Lead author Dr Ryan Sanford, in the university’s biomedical engineering department, said the difference here is that his team studied 55 ‘pristine’ patients, while previous studies analyzed older patients with advanced disease, who did not have today’s advanced drugs.

It means those older patients’ brains may already have been ravaged by the disease, and medication couldn’t reverse the damage, which would typically trigger symptoms within three or four years.

This new study, Sanford says, offers a much more realistic perspective for today’s patients, who have access to such effective drugs that they can reach an undetectable viral load within months, and stay that way for life. 

For the study, Sanford and colleagues examined 48 adults with HIV treated with cART with good viral suppression as well as 31 adults who did not have HIV for comparison. 

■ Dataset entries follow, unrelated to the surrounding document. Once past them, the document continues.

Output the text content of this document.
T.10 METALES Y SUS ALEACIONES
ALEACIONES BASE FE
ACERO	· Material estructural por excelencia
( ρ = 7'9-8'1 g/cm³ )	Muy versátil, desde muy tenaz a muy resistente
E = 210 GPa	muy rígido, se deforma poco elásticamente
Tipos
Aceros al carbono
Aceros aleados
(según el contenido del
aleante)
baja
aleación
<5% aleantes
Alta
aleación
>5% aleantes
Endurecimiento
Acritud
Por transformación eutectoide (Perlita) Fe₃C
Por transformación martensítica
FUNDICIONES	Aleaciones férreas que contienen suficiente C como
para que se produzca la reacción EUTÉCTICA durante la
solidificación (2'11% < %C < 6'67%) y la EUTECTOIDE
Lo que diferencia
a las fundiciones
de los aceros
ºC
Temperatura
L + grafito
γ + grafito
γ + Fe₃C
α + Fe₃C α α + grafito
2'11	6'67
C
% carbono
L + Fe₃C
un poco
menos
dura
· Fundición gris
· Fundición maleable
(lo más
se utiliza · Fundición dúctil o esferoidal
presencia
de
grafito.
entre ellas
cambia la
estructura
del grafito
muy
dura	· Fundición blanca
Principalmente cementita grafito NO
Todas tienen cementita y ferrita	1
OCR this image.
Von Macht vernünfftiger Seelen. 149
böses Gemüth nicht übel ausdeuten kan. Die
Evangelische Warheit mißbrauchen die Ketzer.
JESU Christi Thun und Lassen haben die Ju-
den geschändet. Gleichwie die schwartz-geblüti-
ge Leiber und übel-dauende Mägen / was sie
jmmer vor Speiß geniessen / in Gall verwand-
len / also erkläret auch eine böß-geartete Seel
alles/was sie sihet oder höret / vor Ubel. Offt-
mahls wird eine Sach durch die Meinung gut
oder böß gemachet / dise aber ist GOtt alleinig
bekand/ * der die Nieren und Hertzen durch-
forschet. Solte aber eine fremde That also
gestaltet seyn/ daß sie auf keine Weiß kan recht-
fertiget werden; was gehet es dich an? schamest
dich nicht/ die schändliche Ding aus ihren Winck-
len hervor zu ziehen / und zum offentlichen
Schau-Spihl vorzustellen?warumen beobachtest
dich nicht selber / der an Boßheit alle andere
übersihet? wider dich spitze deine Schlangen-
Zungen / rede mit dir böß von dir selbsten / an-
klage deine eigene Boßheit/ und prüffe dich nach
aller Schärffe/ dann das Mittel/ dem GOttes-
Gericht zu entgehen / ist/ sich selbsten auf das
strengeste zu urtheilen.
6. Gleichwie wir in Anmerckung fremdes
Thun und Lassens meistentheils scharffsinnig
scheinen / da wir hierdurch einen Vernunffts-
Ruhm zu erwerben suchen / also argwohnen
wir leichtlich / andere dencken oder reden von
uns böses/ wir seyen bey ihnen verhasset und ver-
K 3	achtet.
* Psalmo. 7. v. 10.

Both groups were about half women, with an average age of around 48 for the HIV-positive adults and 51 for the HIV-negative adults.

Over the course of two years, the researchers assessed their brain changes using MRI scans.

In particular, they focused on the cortical thickness and subcortical volumes. They also assessed their cognitive performance using neuropsychological assessments.

At first, those with HIV had poorer cognition and reduced brain thickness and volume than adults without HIV.

However, by the end of the study, there were barely any differences between the two groups.  

‘We are working with people who are very well-treated,’ Sanford told Daily Mail Online. 

‘This is the goal of the future: well-treated patients with an undetectable viral load living normal healthy lives, ageing as  normal.

‘The subjects we had were pristine, living healthily and taking their medication.’ 

He says that although the findings come from a small study, they may help de-stigmatize HIV testing, and encourage people to start treatment as early as possible.

‘It’s a hopeful message. There’s a lot of literature out there that says “yeah, you can be treated but when it comes to the brain we’re not sure”. This shows something different.’